Reading Recovery (RR) is a school-based intervention designed to reduce literacy problems within an education system. It is an early intervention, giving children who have particular difficulties in reading and writing after their first year in Primary school a period of intensive, individual teaching. The intervention is not solely concerned with improving the reading and writing skills of the lowest achieving children in the age band in the mainstream class (around age six) but also helps them to develop more effective literacy strategies so that they will be able to continue to work at age appropriate levels and to progress satisfactorily in their own school’s instruction programme.
A child’s RR series of lessons is finished when he or she is judged to be able to cope well with reading and writing and work successfully at age appropriate levels. The aim is that, with a fully trained RR teacher, this should be achieved within 12-20 weeks. As soon as the child leaves Reading Recovery, another enters and this rolling intervention continues throughout the year.
Key Features of the Reading Recovery Programme
- Children entering Reading Recovery are those who have had the most difficulty in reading and writing after one year at school. Reading Recovery is directed at the lowest achieving six year olds (approx.) in the mainstream class.

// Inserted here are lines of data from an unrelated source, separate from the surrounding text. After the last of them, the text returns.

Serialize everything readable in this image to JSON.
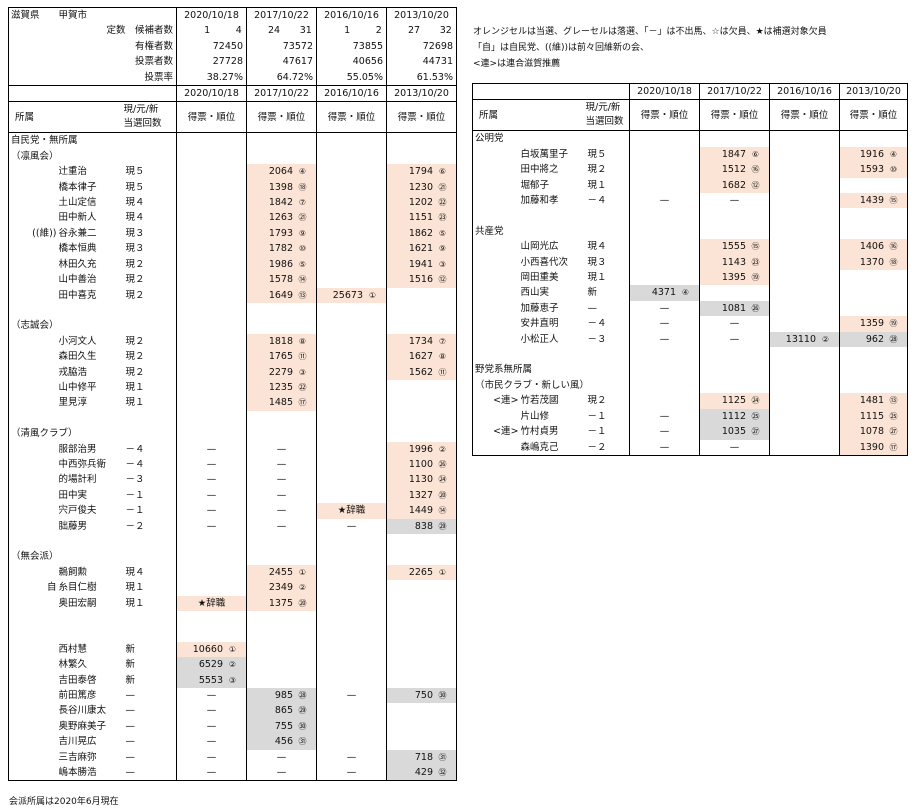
{
  "title": {
    "pref": "滋賀県",
    "city": "甲賀市"
  },
  "years": [
    "2020/10/18",
    "2017/10/22",
    "2016/10/16",
    "2013/10/20"
  ],
  "stats": {
    "ratio_label": "定数　候補者数",
    "ratio": [
      [
        "1",
        "4"
      ],
      [
        "24",
        "31"
      ],
      [
        "1",
        "2"
      ],
      [
        "27",
        "32"
      ]
    ],
    "rows": [
      {
        "label": "有権者数",
        "values": [
          "72450",
          "73572",
          "73855",
          "72698"
        ]
      },
      {
        "label": "投票者数",
        "values": [
          "27728",
          "47617",
          "40656",
          "44731"
        ]
      },
      {
        "label": "投票率",
        "values": [
          "38.27%",
          "64.72%",
          "55.05%",
          "61.53%"
        ]
      }
    ]
  },
  "header": {
    "affil": "所属",
    "current": "現/元/新",
    "count": "当選回数",
    "col": "得票・順位"
  },
  "notes": [
    "オレンジセルは当選、グレーセルは落選、「－」は不出馬、☆は欠員、★は補選対象欠員",
    "「自」は自民党、((維))は前々回維新の会、",
    "<連>は連合滋賀推薦"
  ],
  "footnote": "会派所属は2020年6月現在",
  "left_rows": [
    {
      "g": "自民党・無所属"
    },
    {
      "g": "（凛風会）"
    },
    {
      "n": "辻重治",
      "s": "現５",
      "c": [
        null,
        {
          "v": "2064",
          "r": "④",
          "k": "o"
        },
        null,
        {
          "v": "1794",
          "r": "⑥",
          "k": "o"
        }
      ]
    },
    {
      "n": "橋本律子",
      "s": "現５",
      "c": [
        null,
        {
          "v": "1398",
          "r": "⑱",
          "k": "o"
        },
        null,
        {
          "v": "1230",
          "r": "㉑",
          "k": "o"
        }
      ]
    },
    {
      "n": "土山定信",
      "s": "現４",
      "c": [
        null,
        {
          "v": "1842",
          "r": "⑦",
          "k": "o"
        },
        null,
        {
          "v": "1202",
          "r": "㉒",
          "k": "o"
        }
      ]
    },
    {
      "n": "田中新人",
      "s": "現４",
      "c": [
        null,
        {
          "v": "1263",
          "r": "㉑",
          "k": "o"
        },
        null,
        {
          "v": "1151",
          "r": "㉓",
          "k": "o"
        }
      ]
    },
    {
      "p": "((維))",
      "n": "谷永兼二",
      "s": "現３",
      "c": [
        null,
        {
          "v": "1793",
          "r": "⑨",
          "k": "o"
        },
        null,
        {
          "v": "1862",
          "r": "⑤",
          "k": "o"
        }
      ]
    },
    {
      "n": "橋本恒典",
      "s": "現３",
      "c": [
        null,
        {
          "v": "1782",
          "r": "⑩",
          "k": "o"
        },
        null,
        {
          "v": "1621",
          "r": "⑨",
          "k": "o"
        }
      ]
    },
    {
      "n": "林田久充",
      "s": "現２",
      "c": [
        null,
        {
          "v": "1986",
          "r": "⑤",
          "k": "o"
        },
        null,
        {
          "v": "1941",
          "r": "③",
          "k": "o"
        }
      ]
    },
    {
      "n": "山中善治",
      "s": "現２",
      "c": [
        null,
        {
          "v": "1578",
          "r": "⑭",
          "k": "o"
        },
        null,
        {
          "v": "1516",
          "r": "⑫",
          "k": "o"
        }
      ]
    },
    {
      "n": "田中喜克",
      "s": "現２",
      "c": [
        null,
        {
          "v": "1649",
          "r": "⑬",
          "k": "o"
        },
        {
          "v": "25673",
          "r": "①",
          "k": "o"
        },
        null
      ]
    },
    {
      "blank": true
    },
    {
      "g": "（志誠会）"
    },
    {
      "n": "小河文人",
      "s": "現２",
      "c": [
        null,
        {
          "v": "1818",
          "r": "⑧",
          "k": "o"
        },
        null,
        {
          "v": "1734",
          "r": "⑦",
          "k": "o"
        }
      ]
    },
    {
      "n": "森田久生",
      "s": "現２",
      "c": [
        null,
        {
          "v": "1765",
          "r": "⑪",
          "k": "o"
        },
        null,
        {
          "v": "1627",
          "r": "⑧",
          "k": "o"
        }
      ]
    },
    {
      "n": "戎脇浩",
      "s": "現２",
      "c": [
        null,
        {
          "v": "2279",
          "r": "③",
          "k": "o"
        },
        null,
        {
          "v": "1562",
          "r": "⑪",
          "k": "o"
        }
      ]
    },
    {
      "n": "山中修平",
      "s": "現１",
      "c": [
        null,
        {
          "v": "1235",
          "r": "㉒",
          "k": "o"
        },
        null,
        null
      ]
    },
    {
      "n": "里見淳",
      "s": "現１",
      "c": [
        null,
        {
          "v": "1485",
          "r": "⑰",
          "k": "o"
        },
        null,
        null
      ]
    },
    {
      "blank": true
    },
    {
      "g": "（清風クラブ）"
    },
    {
      "n": "服部治男",
      "s": "－４",
      "c": [
        {
          "d": "—"
        },
        {
          "d": "—"
        },
        null,
        {
          "v": "1996",
          "r": "②",
          "k": "o"
        }
      ]
    },
    {
      "n": "中西弥兵衛",
      "s": "－４",
      "c": [
        {
          "d": "—"
        },
        {
          "d": "—"
        },
        null,
        {
          "v": "1100",
          "r": "㉖",
          "k": "o"
        }
      ]
    },
    {
      "n": "的場計利",
      "s": "－３",
      "c": [
        {
          "d": "—"
        },
        {
          "d": "—"
        },
        null,
        {
          "v": "1130",
          "r": "㉔",
          "k": "o"
        }
      ]
    },
    {
      "n": "田中実",
      "s": "－１",
      "c": [
        {
          "d": "—"
        },
        {
          "d": "—"
        },
        null,
        {
          "v": "1327",
          "r": "⑳",
          "k": "o"
        }
      ]
    },
    {
      "n": "宍戸俊夫",
      "s": "－１",
      "c": [
        {
          "d": "—"
        },
        {
          "d": "—"
        },
        {
          "d": "★辞職",
          "k": "o"
        },
        {
          "v": "1449",
          "r": "⑭",
          "k": "o"
        }
      ]
    },
    {
      "n": "朏藤男",
      "s": "－２",
      "c": [
        {
          "d": "—"
        },
        {
          "d": "—"
        },
        {
          "d": "—"
        },
        {
          "v": "838",
          "r": "㉙",
          "k": "g"
        }
      ]
    },
    {
      "blank": true
    },
    {
      "g": "（無会派）"
    },
    {
      "n": "鵜飼勲",
      "s": "現４",
      "c": [
        null,
        {
          "v": "2455",
          "r": "①",
          "k": "o"
        },
        null,
        {
          "v": "2265",
          "r": "①",
          "k": "o"
        }
      ]
    },
    {
      "p": "自",
      "n": "糸目仁樹",
      "s": "現１",
      "c": [
        null,
        {
          "v": "2349",
          "r": "②",
          "k": "o"
        },
        null,
        null
      ]
    },
    {
      "n": "奥田宏嗣",
      "s": "現１",
      "c": [
        {
          "d": "★辞職",
          "k": "o"
        },
        {
          "v": "1375",
          "r": "⑳",
          "k": "o"
        },
        null,
        null
      ]
    },
    {
      "blank": true
    },
    {
      "blank": true
    },
    {
      "n": "西村慧",
      "s": "新",
      "c": [
        {
          "v": "10660",
          "r": "①",
          "k": "o"
        },
        null,
        null,
        null
      ]
    },
    {
      "n": "林繁久",
      "s": "新",
      "c": [
        {
          "v": "6529",
          "r": "②",
          "k": "g"
        },
        null,
        null,
        null
      ]
    },
    {
      "n": "吉田泰啓",
      "s": "新",
      "c": [
        {
          "v": "5553",
          "r": "③",
          "k": "g"
        },
        null,
        null,
        null
      ]
    },
    {
      "n": "前田篤彦",
      "s": "—",
      "c": [
        {
          "d": "—"
        },
        {
          "v": "985",
          "r": "㉘",
          "k": "g"
        },
        {
          "d": "—"
        },
        {
          "v": "750",
          "r": "㉚",
          "k": "g"
        }
      ]
    },
    {
      "n": "長谷川康太",
      "s": "—",
      "c": [
        {
          "d": "—"
        },
        {
          "v": "865",
          "r": "㉙",
          "k": "g"
        },
        null,
        null
      ]
    },
    {
      "n": "奥野麻美子",
      "s": "—",
      "c": [
        {
          "d": "—"
        },
        {
          "v": "755",
          "r": "㉚",
          "k": "g"
        },
        null,
        null
      ]
    },
    {
      "n": "吉川晃広",
      "s": "—",
      "c": [
        {
          "d": "—"
        },
        {
          "v": "456",
          "r": "㉛",
          "k": "g"
        },
        null,
        null
      ]
    },
    {
      "n": "三吉麻弥",
      "s": "—",
      "c": [
        {
          "d": "—"
        },
        {
          "d": "—"
        },
        {
          "d": "—"
        },
        {
          "v": "718",
          "r": "㉛",
          "k": "g"
        }
      ]
    },
    {
      "n": "嶋本勝浩",
      "s": "—",
      "c": [
        {
          "d": "—"
        },
        {
          "d": "—"
        },
        {
          "d": "—"
        },
        {
          "v": "429",
          "r": "㉜",
          "k": "g"
        }
      ]
    }
  ],
  "right_rows": [
    {
      "g": "公明党"
    },
    {
      "n": "白坂萬里子",
      "s": "現５",
      "c": [
        null,
        {
          "v": "1847",
          "r": "⑥",
          "k": "o"
        },
        null,
        {
          "v": "1916",
          "r": "④",
          "k": "o"
        }
      ]
    },
    {
      "n": "田中將之",
      "s": "現２",
      "c": [
        null,
        {
          "v": "1512",
          "r": "⑯",
          "k": "o"
        },
        null,
        {
          "v": "1593",
          "r": "⑩",
          "k": "o"
        }
      ]
    },
    {
      "n": "堀郁子",
      "s": "現１",
      "c": [
        null,
        {
          "v": "1682",
          "r": "⑫",
          "k": "o"
        },
        null,
        null
      ]
    },
    {
      "n": "加藤和孝",
      "s": "－４",
      "c": [
        {
          "d": "—"
        },
        {
          "d": "—"
        },
        null,
        {
          "v": "1439",
          "r": "⑮",
          "k": "o"
        }
      ]
    },
    {
      "blank": true
    },
    {
      "g": "共産党"
    },
    {
      "n": "山岡光広",
      "s": "現４",
      "c": [
        null,
        {
          "v": "1555",
          "r": "⑮",
          "k": "o"
        },
        null,
        {
          "v": "1406",
          "r": "⑯",
          "k": "o"
        }
      ]
    },
    {
      "n": "小西喜代次",
      "s": "現３",
      "c": [
        null,
        {
          "v": "1143",
          "r": "㉓",
          "k": "o"
        },
        null,
        {
          "v": "1370",
          "r": "⑱",
          "k": "o"
        }
      ]
    },
    {
      "n": "岡田重美",
      "s": "現１",
      "c": [
        null,
        {
          "v": "1395",
          "r": "⑲",
          "k": "o"
        },
        null,
        null
      ]
    },
    {
      "n": "西山実",
      "s": "新",
      "c": [
        {
          "v": "4371",
          "r": "④",
          "k": "g"
        },
        null,
        null,
        null
      ]
    },
    {
      "n": "加藤恵子",
      "s": "—",
      "c": [
        {
          "d": "—"
        },
        {
          "v": "1081",
          "r": "㉖",
          "k": "g"
        },
        null,
        null
      ]
    },
    {
      "n": "安井直明",
      "s": "－４",
      "c": [
        {
          "d": "—"
        },
        {
          "d": "—"
        },
        null,
        {
          "v": "1359",
          "r": "⑲",
          "k": "o"
        }
      ]
    },
    {
      "n": "小松正人",
      "s": "－３",
      "c": [
        {
          "d": "—"
        },
        {
          "d": "—"
        },
        {
          "v": "13110",
          "r": "②",
          "k": "g"
        },
        {
          "v": "962",
          "r": "㉘",
          "k": "g"
        }
      ]
    },
    {
      "blank": true
    },
    {
      "g": "野党系無所属"
    },
    {
      "g": "（市民クラブ・新しい風）"
    },
    {
      "p": "<連>",
      "n": "竹若茂國",
      "s": "現２",
      "c": [
        null,
        {
          "v": "1125",
          "r": "㉔",
          "k": "o"
        },
        null,
        {
          "v": "1481",
          "r": "⑬",
          "k": "o"
        }
      ]
    },
    {
      "n": "片山修",
      "s": "－１",
      "c": [
        {
          "d": "—"
        },
        {
          "v": "1112",
          "r": "㉕",
          "k": "g"
        },
        null,
        {
          "v": "1115",
          "r": "㉕",
          "k": "o"
        }
      ]
    },
    {
      "p": "<連>",
      "n": "竹村貞男",
      "s": "－１",
      "c": [
        {
          "d": "—"
        },
        {
          "v": "1035",
          "r": "㉗",
          "k": "g"
        },
        null,
        {
          "v": "1078",
          "r": "㉗",
          "k": "o"
        }
      ]
    },
    {
      "n": "森嶋克己",
      "s": "－２",
      "c": [
        {
          "d": "—"
        },
        {
          "d": "—"
        },
        null,
        {
          "v": "1390",
          "r": "⑰",
          "k": "o"
        }
      ]
    }
  ]
}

- The intervention is different for every child. The starting point is the child’s strengths and the teacher builds upon what the child is able, and trying to do.
- The teaching is individually designed and individually delivered. Each child has an intensive series of 30-minute lessons, daily. The instruction is supplementary to normal class teaching.
- The focus of each lesson is on comprehending messages in reading and constructing messages in writing. In every lesson, children read several small books and write their own stories, learning how to attend to detail without losing focus on meaning.